McRobbie: Looking around this room, I know there are people who would enormously value a direct flight to London. How close are we to that?
Holcomb: When do you have to buy your ticket? I feel better with each day that passes. We don’t want to be the next Silicon Valley, but we want to invest with Silicon Valley on a minute-by-minute basis. We know that one flight investment leads to potentially two or three more flights, additional West Coast flights. If the state is willing to invest, then we’ll get some forward momentum. It’s not just London, but London is the most obvious, and Frankfort next. Indianapolis is the best American airport five years running. And, by the way, connecting the dots, the network of universities including this flagship and the network of airports in South Bend, Evansville, Fort Wayne, Terre Haute and Bloomington takes some of that heavy lift away when we strengthen outside our international airport.

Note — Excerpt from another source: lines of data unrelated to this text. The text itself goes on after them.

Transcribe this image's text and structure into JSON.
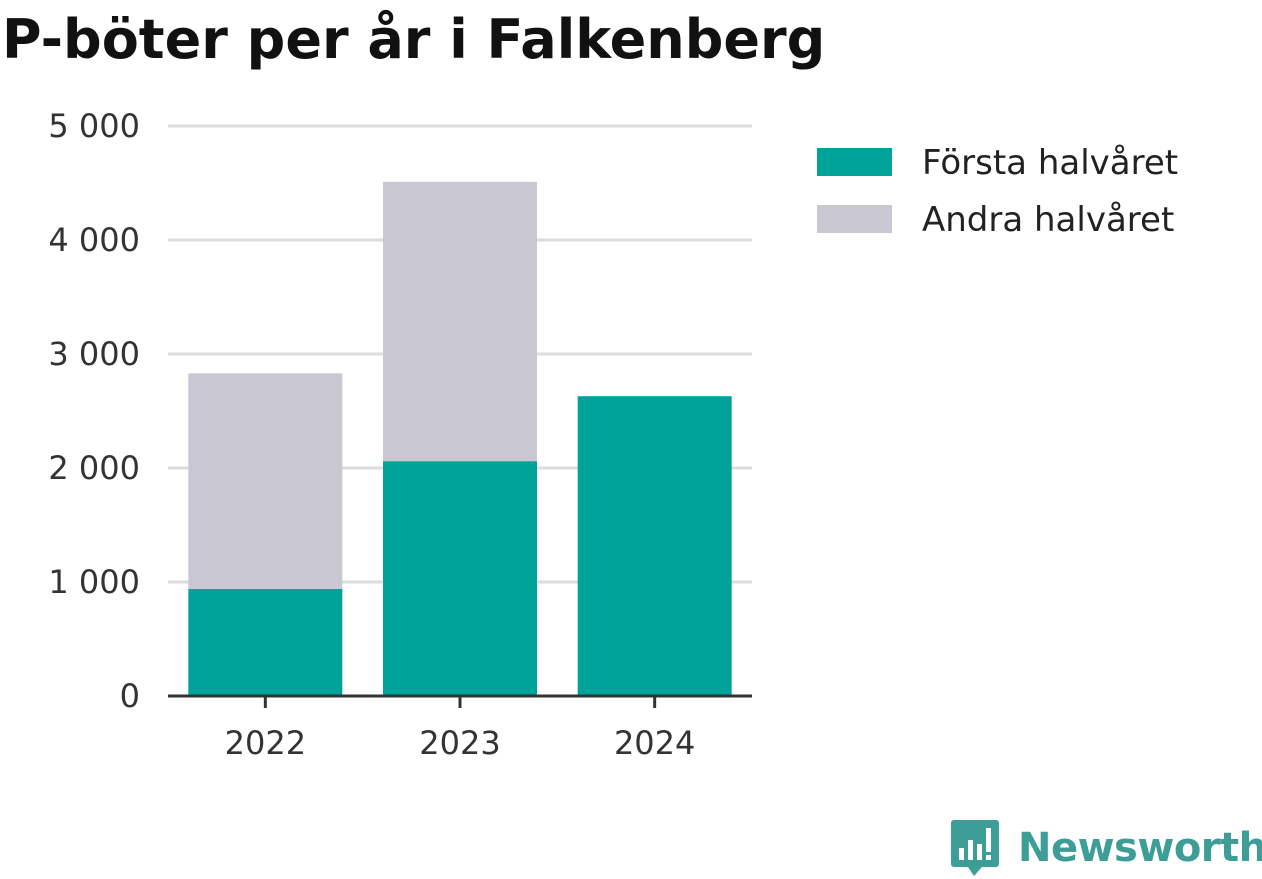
{
  "chart_data": {
    "type": "bar",
    "stacked": true,
    "title": "P-böter per år i Falkenberg",
    "categories": [
      "2022",
      "2023",
      "2024"
    ],
    "series": [
      {
        "name": "Första halvåret",
        "color": "#00a39a",
        "values": [
          940,
          2060,
          2630
        ]
      },
      {
        "name": "Andra halvåret",
        "color": "#c8c7d2",
        "values": [
          1890,
          2450,
          0
        ]
      }
    ],
    "ylim": [
      0,
      5000
    ],
    "yticks": [
      0,
      1000,
      2000,
      3000,
      4000,
      5000
    ],
    "ytick_labels": [
      "0",
      "1 000",
      "2 000",
      "3 000",
      "4 000",
      "5 000"
    ],
    "grid": true,
    "legend_position": "top-right"
  },
  "brand": {
    "name": "Newsworthy",
    "icon": "newsworthy-logo-icon",
    "color": "#3d9d97"
  }
}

McRobbie:  At Indiana University, we take seriously our students studying abroad. Now over a third of the graduating class on the campus has traveled abroad. Employers really welcome students who have studied abroad. What are your thoughts of the importance of that?
Holcomb: It can do nothing but help and many times it can be the difference maker. I spent three years abroad and it was an incredible experience, in the sense that what you learn is how to peacefully co-exist. You don’t just learn a new language, you learn a new way of life and all sorts of wonderful and different customs and local traditions. Most important to me, when folks study abroad for extended periods of time, you tend not to fear the unknown. It proves to employers that you can parachute into almost any kind of environment when you put yourself abroad and venture out. My living in Lisbon (with the U.S. Navy) led to me taking trips into Spain and further and further. I worked in a NATO headquarters where 16 nations were represented and you learn from all these different perspectives. It was just fascinating, listening to a Spanish admiral talking to a Portugese admiral about the good old days 400 years ago; talking about the events unfolding that day. Whatever the issue, you can learn from having many different perspectives at the table.

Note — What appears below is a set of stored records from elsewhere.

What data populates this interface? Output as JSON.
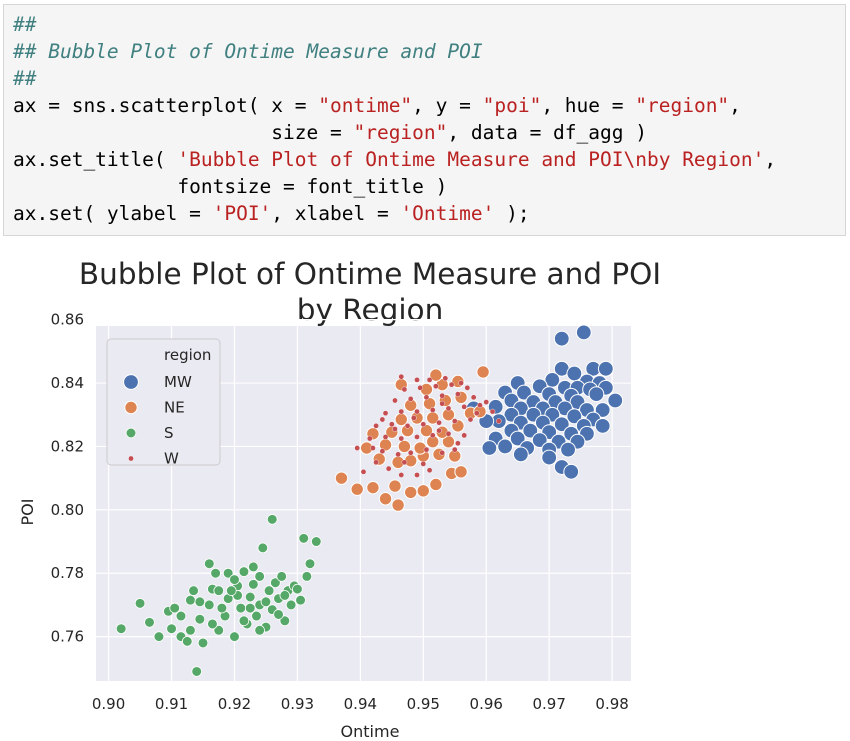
{
  "code": {
    "lines": [
      [
        {
          "t": "##",
          "c": "cm"
        }
      ],
      [
        {
          "t": "## Bubble Plot of Ontime Measure and POI",
          "c": "cm"
        }
      ],
      [
        {
          "t": "##",
          "c": "cm"
        }
      ],
      [
        {
          "t": "ax = sns.scatterplot( x = ",
          "c": ""
        },
        {
          "t": "\"ontime\"",
          "c": "st"
        },
        {
          "t": ", y = ",
          "c": ""
        },
        {
          "t": "\"poi\"",
          "c": "st"
        },
        {
          "t": ", hue = ",
          "c": ""
        },
        {
          "t": "\"region\"",
          "c": "st"
        },
        {
          "t": ",",
          "c": ""
        }
      ],
      [
        {
          "t": "                      size = ",
          "c": ""
        },
        {
          "t": "\"region\"",
          "c": "st"
        },
        {
          "t": ", data = df_agg )",
          "c": ""
        }
      ],
      [
        {
          "t": "ax.set_title( ",
          "c": ""
        },
        {
          "t": "'Bubble Plot of Ontime Measure and POI\\nby Region'",
          "c": "st"
        },
        {
          "t": ",",
          "c": ""
        }
      ],
      [
        {
          "t": "              fontsize = font_title )",
          "c": ""
        }
      ],
      [
        {
          "t": "ax.set( ylabel = ",
          "c": ""
        },
        {
          "t": "'POI'",
          "c": "st"
        },
        {
          "t": ", xlabel = ",
          "c": ""
        },
        {
          "t": "'Ontime'",
          "c": "st"
        },
        {
          "t": " );",
          "c": ""
        }
      ]
    ]
  },
  "chart_data": {
    "type": "scatter",
    "title": [
      "Bubble Plot of Ontime Measure and POI",
      "by Region"
    ],
    "xlabel": "Ontime",
    "ylabel": "POI",
    "xlim": [
      0.898,
      0.983
    ],
    "ylim": [
      0.746,
      0.858
    ],
    "xticks": [
      "0.90",
      "0.91",
      "0.92",
      "0.93",
      "0.94",
      "0.95",
      "0.96",
      "0.97",
      "0.98"
    ],
    "yticks": [
      "0.76",
      "0.78",
      "0.80",
      "0.82",
      "0.84",
      "0.86"
    ],
    "grid": true,
    "legend": {
      "title": "region",
      "placement": "top-left"
    },
    "series": [
      {
        "name": "MW",
        "color": "#4c72b0",
        "size": "large",
        "points": [
          [
            0.972,
            0.854
          ],
          [
            0.9755,
            0.856
          ],
          [
            0.972,
            0.8445
          ],
          [
            0.977,
            0.8445
          ],
          [
            0.979,
            0.8445
          ],
          [
            0.974,
            0.843
          ],
          [
            0.9705,
            0.841
          ],
          [
            0.976,
            0.8405
          ],
          [
            0.978,
            0.84
          ],
          [
            0.965,
            0.84
          ],
          [
            0.9685,
            0.839
          ],
          [
            0.9725,
            0.8385
          ],
          [
            0.9745,
            0.8385
          ],
          [
            0.9765,
            0.838
          ],
          [
            0.979,
            0.8385
          ],
          [
            0.963,
            0.837
          ],
          [
            0.966,
            0.837
          ],
          [
            0.97,
            0.8365
          ],
          [
            0.9735,
            0.836
          ],
          [
            0.9775,
            0.8365
          ],
          [
            0.9805,
            0.8345
          ],
          [
            0.964,
            0.8345
          ],
          [
            0.9675,
            0.834
          ],
          [
            0.971,
            0.834
          ],
          [
            0.9745,
            0.834
          ],
          [
            0.9615,
            0.8325
          ],
          [
            0.9655,
            0.832
          ],
          [
            0.969,
            0.832
          ],
          [
            0.9725,
            0.832
          ],
          [
            0.976,
            0.8315
          ],
          [
            0.9785,
            0.8315
          ],
          [
            0.964,
            0.83
          ],
          [
            0.9675,
            0.83
          ],
          [
            0.9705,
            0.83
          ],
          [
            0.974,
            0.8295
          ],
          [
            0.977,
            0.8285
          ],
          [
            0.962,
            0.828
          ],
          [
            0.9655,
            0.8275
          ],
          [
            0.969,
            0.8275
          ],
          [
            0.972,
            0.827
          ],
          [
            0.9755,
            0.8265
          ],
          [
            0.9785,
            0.8265
          ],
          [
            0.964,
            0.825
          ],
          [
            0.967,
            0.825
          ],
          [
            0.97,
            0.8245
          ],
          [
            0.9735,
            0.824
          ],
          [
            0.976,
            0.824
          ],
          [
            0.9615,
            0.8225
          ],
          [
            0.965,
            0.8225
          ],
          [
            0.9685,
            0.822
          ],
          [
            0.9715,
            0.8215
          ],
          [
            0.9745,
            0.8215
          ],
          [
            0.963,
            0.82
          ],
          [
            0.9665,
            0.8195
          ],
          [
            0.97,
            0.819
          ],
          [
            0.973,
            0.819
          ],
          [
            0.9605,
            0.8195
          ],
          [
            0.9655,
            0.8175
          ],
          [
            0.97,
            0.8165
          ],
          [
            0.972,
            0.8135
          ],
          [
            0.9735,
            0.812
          ],
          [
            0.96,
            0.828
          ],
          [
            0.958,
            0.832
          ]
        ]
      },
      {
        "name": "NE",
        "color": "#dd8452",
        "size": "medium",
        "points": [
          [
            0.937,
            0.81
          ],
          [
            0.9395,
            0.8065
          ],
          [
            0.942,
            0.807
          ],
          [
            0.944,
            0.8035
          ],
          [
            0.946,
            0.8015
          ],
          [
            0.9455,
            0.8075
          ],
          [
            0.948,
            0.8055
          ],
          [
            0.95,
            0.806
          ],
          [
            0.952,
            0.808
          ],
          [
            0.9545,
            0.8115
          ],
          [
            0.956,
            0.812
          ],
          [
            0.943,
            0.816
          ],
          [
            0.946,
            0.815
          ],
          [
            0.948,
            0.8155
          ],
          [
            0.95,
            0.817
          ],
          [
            0.9525,
            0.8175
          ],
          [
            0.955,
            0.817
          ],
          [
            0.941,
            0.8195
          ],
          [
            0.944,
            0.8205
          ],
          [
            0.947,
            0.82
          ],
          [
            0.9495,
            0.8195
          ],
          [
            0.9515,
            0.8215
          ],
          [
            0.954,
            0.8215
          ],
          [
            0.942,
            0.824
          ],
          [
            0.945,
            0.8245
          ],
          [
            0.9475,
            0.825
          ],
          [
            0.9505,
            0.825
          ],
          [
            0.953,
            0.8245
          ],
          [
            0.9555,
            0.8265
          ],
          [
            0.9465,
            0.8285
          ],
          [
            0.949,
            0.829
          ],
          [
            0.9515,
            0.829
          ],
          [
            0.954,
            0.83
          ],
          [
            0.9575,
            0.8305
          ],
          [
            0.948,
            0.833
          ],
          [
            0.951,
            0.8335
          ],
          [
            0.9535,
            0.8345
          ],
          [
            0.956,
            0.8355
          ],
          [
            0.9505,
            0.838
          ],
          [
            0.953,
            0.8395
          ],
          [
            0.9555,
            0.8405
          ],
          [
            0.952,
            0.8425
          ],
          [
            0.9595,
            0.8435
          ],
          [
            0.959,
            0.831
          ],
          [
            0.9465,
            0.8395
          ]
        ]
      },
      {
        "name": "S",
        "color": "#55a868",
        "size": "small",
        "points": [
          [
            0.902,
            0.7625
          ],
          [
            0.905,
            0.7705
          ],
          [
            0.9065,
            0.7645
          ],
          [
            0.908,
            0.76
          ],
          [
            0.9095,
            0.768
          ],
          [
            0.91,
            0.7625
          ],
          [
            0.9115,
            0.76
          ],
          [
            0.9115,
            0.7665
          ],
          [
            0.913,
            0.762
          ],
          [
            0.913,
            0.7715
          ],
          [
            0.9135,
            0.7745
          ],
          [
            0.9145,
            0.7655
          ],
          [
            0.915,
            0.758
          ],
          [
            0.916,
            0.77
          ],
          [
            0.9165,
            0.775
          ],
          [
            0.9175,
            0.762
          ],
          [
            0.917,
            0.78
          ],
          [
            0.9185,
            0.7665
          ],
          [
            0.919,
            0.772
          ],
          [
            0.92,
            0.76
          ],
          [
            0.9205,
            0.776
          ],
          [
            0.921,
            0.769
          ],
          [
            0.9215,
            0.7805
          ],
          [
            0.922,
            0.764
          ],
          [
            0.9225,
            0.7725
          ],
          [
            0.923,
            0.7765
          ],
          [
            0.9235,
            0.7665
          ],
          [
            0.924,
            0.77
          ],
          [
            0.9245,
            0.788
          ],
          [
            0.925,
            0.763
          ],
          [
            0.9255,
            0.7745
          ],
          [
            0.926,
            0.7685
          ],
          [
            0.9265,
            0.777
          ],
          [
            0.927,
            0.772
          ],
          [
            0.9275,
            0.779
          ],
          [
            0.928,
            0.765
          ],
          [
            0.9285,
            0.7745
          ],
          [
            0.929,
            0.77
          ],
          [
            0.9295,
            0.776
          ],
          [
            0.9305,
            0.7715
          ],
          [
            0.9315,
            0.779
          ],
          [
            0.932,
            0.783
          ],
          [
            0.933,
            0.79
          ],
          [
            0.931,
            0.791
          ],
          [
            0.926,
            0.797
          ],
          [
            0.914,
            0.749
          ],
          [
            0.916,
            0.783
          ],
          [
            0.919,
            0.78
          ],
          [
            0.92,
            0.778
          ],
          [
            0.9205,
            0.773
          ],
          [
            0.9225,
            0.769
          ],
          [
            0.924,
            0.779
          ],
          [
            0.918,
            0.769
          ],
          [
            0.9145,
            0.771
          ],
          [
            0.924,
            0.762
          ],
          [
            0.927,
            0.767
          ],
          [
            0.9165,
            0.764
          ],
          [
            0.9215,
            0.765
          ],
          [
            0.925,
            0.771
          ],
          [
            0.928,
            0.773
          ],
          [
            0.93,
            0.775
          ],
          [
            0.9195,
            0.7745
          ],
          [
            0.923,
            0.782
          ],
          [
            0.9175,
            0.7745
          ],
          [
            0.9105,
            0.769
          ],
          [
            0.9125,
            0.7585
          ]
        ]
      },
      {
        "name": "W",
        "color": "#c44e52",
        "size": "tiny",
        "points": [
          [
            0.9405,
            0.812
          ],
          [
            0.9425,
            0.815
          ],
          [
            0.9445,
            0.813
          ],
          [
            0.9465,
            0.811
          ],
          [
            0.949,
            0.811
          ],
          [
            0.951,
            0.8125
          ],
          [
            0.9435,
            0.8185
          ],
          [
            0.946,
            0.8175
          ],
          [
            0.948,
            0.818
          ],
          [
            0.9505,
            0.819
          ],
          [
            0.953,
            0.818
          ],
          [
            0.955,
            0.819
          ],
          [
            0.9415,
            0.8225
          ],
          [
            0.944,
            0.823
          ],
          [
            0.9465,
            0.8225
          ],
          [
            0.949,
            0.823
          ],
          [
            0.9515,
            0.8235
          ],
          [
            0.954,
            0.824
          ],
          [
            0.9565,
            0.8235
          ],
          [
            0.9425,
            0.8265
          ],
          [
            0.945,
            0.827
          ],
          [
            0.9475,
            0.8265
          ],
          [
            0.95,
            0.827
          ],
          [
            0.9525,
            0.8275
          ],
          [
            0.955,
            0.828
          ],
          [
            0.9575,
            0.8285
          ],
          [
            0.944,
            0.8305
          ],
          [
            0.9465,
            0.831
          ],
          [
            0.949,
            0.831
          ],
          [
            0.9515,
            0.8315
          ],
          [
            0.954,
            0.832
          ],
          [
            0.9565,
            0.8325
          ],
          [
            0.959,
            0.833
          ],
          [
            0.9455,
            0.8345
          ],
          [
            0.948,
            0.835
          ],
          [
            0.9505,
            0.8355
          ],
          [
            0.953,
            0.836
          ],
          [
            0.9555,
            0.8365
          ],
          [
            0.958,
            0.8355
          ],
          [
            0.947,
            0.838
          ],
          [
            0.9495,
            0.8385
          ],
          [
            0.952,
            0.839
          ],
          [
            0.9545,
            0.8395
          ],
          [
            0.957,
            0.8385
          ],
          [
            0.951,
            0.841
          ],
          [
            0.9535,
            0.8415
          ],
          [
            0.9465,
            0.842
          ],
          [
            0.96,
            0.834
          ],
          [
            0.961,
            0.831
          ],
          [
            0.9395,
            0.8195
          ],
          [
            0.9455,
            0.8255
          ],
          [
            0.9485,
            0.829
          ],
          [
            0.9525,
            0.825
          ],
          [
            0.9555,
            0.821
          ],
          [
            0.947,
            0.815
          ],
          [
            0.95,
            0.8145
          ],
          [
            0.9435,
            0.8285
          ],
          [
            0.9585,
            0.8305
          ],
          [
            0.962,
            0.828
          ],
          [
            0.953,
            0.8335
          ],
          [
            0.956,
            0.84
          ],
          [
            0.949,
            0.841
          ],
          [
            0.942,
            0.8195
          ]
        ]
      }
    ]
  }
}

McRobbie: When it comes to the international standing of the state, do you have any thoughts on how Indiana University can assist?
Holcomb: As you mention, you’ve been on an overseas trip with the state and that will be encouraged in the future. I would love for folks to make the journey abroad, experience new things in life, but I also have thought about how do we bring that expertise back to the state? How do we encourage people who learn and listen? One of the great strengths here are the 5,000 students who come from somewhere else. That cross-pollination occurs. How do we work to get them to drop anchor here and stay?